Einde inhoudsopgave
Richtlijn 2014/59/EU betreffende de totstandbrenging van een kader voor het herstel en de afwikkeling van kredietinstellingen en beleggingsondernemingen
Artikel 16 Beoordeling van de afwikkelbaarheid voor groepen
Geldend
Geldend vanaf 27-06-2019
- Redactionele toelichting
Wordt toegepast vanaf uiterlijk 28-12-2020.
- Bronpublicatie:
20-05-2019, PbEU 2019, L 150 (uitgifte: 07-06-2019, regelingnummer: 2019/879)
- Inwerkingtreding
27-06-2019
- Bronpublicatie inwerkingtreding:
20-05-2019, PbEU 2019, L 150 (uitgifte: 07-06-2019, regelingnummer: 2019/879)
- Vakgebied(en)
Financieel recht / Bank- en effectenrecht
Financieel recht / Europees financieel recht
Financieel recht / Financieel toezicht (juridisch)
1.
De lidstaten dragen er zorg voor dat de afwikkelingsautoriteiten op groepsniveau, samen met de afwikkelingsautoriteiten van dochterondernemingen, na raadpleging van de consoliderende toezichthouder, de bevoegde autoriteiten voor dergelijke dochterondernemingen en de afwikkelingsautoriteiten van de jurisdicties waar significante bijkantoren gevestigd zijn, voor zover een en ander relevant is voor het significante bijkantoor, beoordelen in welke mate groepen afwikkelbaar zijn zonder dat van het volgende wordt uitgegaan:
- a)
buitengewone openbare financiële steun, afgezien van het gebruik van de overeenkomstig artikel 100 getroffen financieringsregelingen;
- b)
noodliquiditeitssteun van een centrale bank;
- c)
liquiditeitssteun van een centrale bank onder niet-standaardvoorwaarden inzake zekerheidstelling, looptijd en rentevoet.

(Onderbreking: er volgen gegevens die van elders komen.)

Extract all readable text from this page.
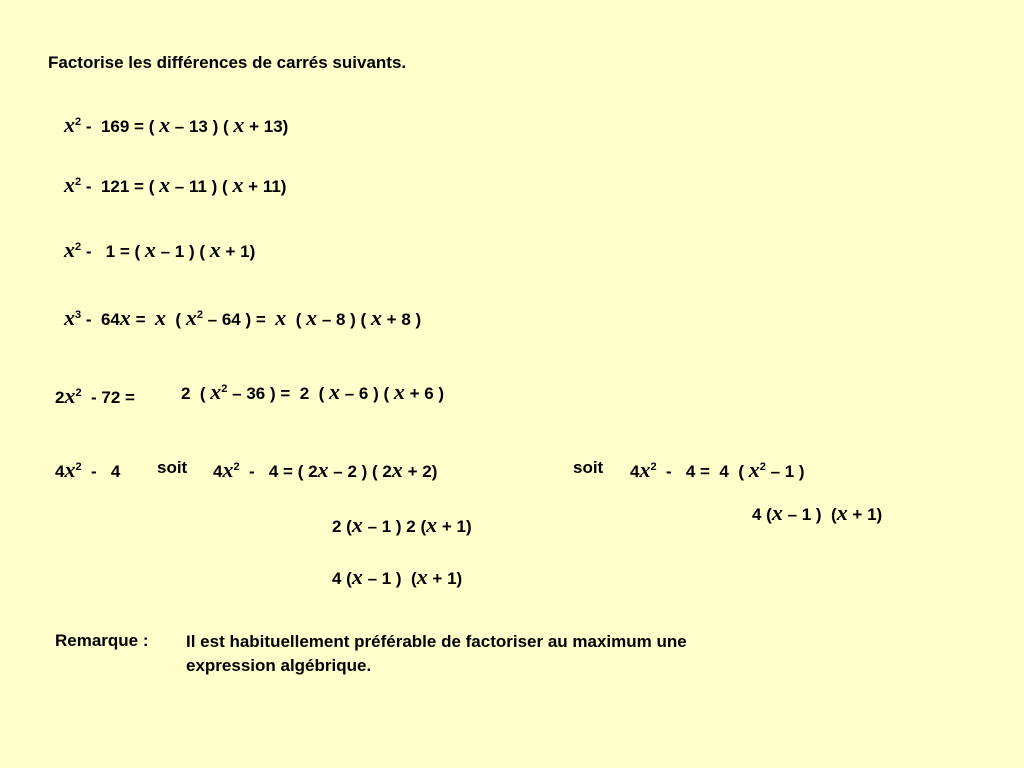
Factorise les différences de carrés suivants.
$x^2 - 169$ = ( x – 13 ) ( x + 13)
$x^2 - 121$ = ( x – 11 ) ( x + 11)
$x^2 - 1$ = ( x – 1 ) ( x + 1)
$x^3 - 64x = x$  ( $x^2 - 64$ ) =  x  ( x – 8 ) ( x + 8 )
$2x^2 - 72$ =	2  ( $x^2 - 36$ ) =  2  ( x – 6 ) ( x + 6 )
$4x^2 - 4$ soit $4x^2 - 4$ = ( 2x – 2 ) ( 2x + 2)	soit $4x^2 - 4 = 4$  ( $x^2 - 1$ )
4 (x – 1 )  (x + 1)
2 (x – 1 ) 2 (x + 1)
4 (x – 1 )  (x + 1)
Remarque : Il est habituellement préférable de factoriser au maximum une
expression algébrique.
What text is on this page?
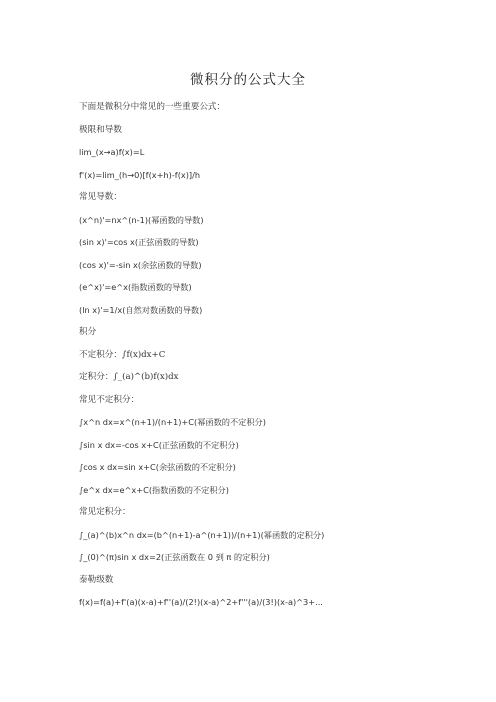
微积分的公式大全
下面是微积分中常见的一些重要公式：
极限和导数
lim_(x→a)f(x)=L
f'(x)=lim_(h→0)[f(x+h)-f(x)]/h
常见导数：
(x^n)'=nx^(n-1)(幂函数的导数)
(sin x)'=cos x(正弦函数的导数)
(cos x)'=-sin x(余弦函数的导数)
(e^x)'=e^x(指数函数的导数)
(ln x)'=1/x(自然对数函数的导数)
积分
不定积分：∫f(x)dx+C
定积分：∫_(a)^(b)f(x)dx
常见不定积分：
∫x^n dx=x^(n+1)/(n+1)+C(幂函数的不定积分)
∫sin x dx=-cos x+C(正弦函数的不定积分)
∫cos x dx=sin x+C(余弦函数的不定积分)
∫e^x dx=e^x+C(指数函数的不定积分)
常见定积分：
∫_(a)^(b)x^n dx=(b^(n+1)-a^(n+1))/(n+1)(幂函数的定积分)
∫_(0)^(π)sin x dx=2(正弦函数在 0 到 π 的定积分)
泰勒级数
f(x)=f(a)+f'(a)(x-a)+f''(a)/(2!)(x-a)^2+f'''(a)/(3!)(x-a)^3+...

Een groep wordt geacht afwikkelbaar te zijn indien het haalbaar en geloofwaardig is dat de afwikkelingsautoriteiten ofwel groepsentiteiten volgens een normale insolventieprocedure liquideren ofwel die groep afwikkelen door afwikkelingsinstrumenten toe te passen op, of afwikkelingsbevoegdheden uit te oefenen met betrekking tot, de af te wikkelen entiteiten van die groep waarbij belangrijke nadelige gevolgen voor de financiële systemen van de lidstaten waarin de groepsentiteiten of bijkantoren zijn gevestigd, of van andere lidstaten of van de Unie zoveel mogelijk worden voorkomen, waaronder bij algemenere financiële instabiliteit of systeembrede gebeurtenissen, met het oog op het garanderen van de continuïteit van kritieke functies die door die groepsentiteiten worden uitgevoerd, indien deze gemakkelijk tijdig kunnen worden afgesplitst of via andere middelen.
De afwikkelingsautoriteiten op groepsniveau stellen de EBA tijdig ervan in kennis dat een groep niet afwikkelbaar wordt geacht.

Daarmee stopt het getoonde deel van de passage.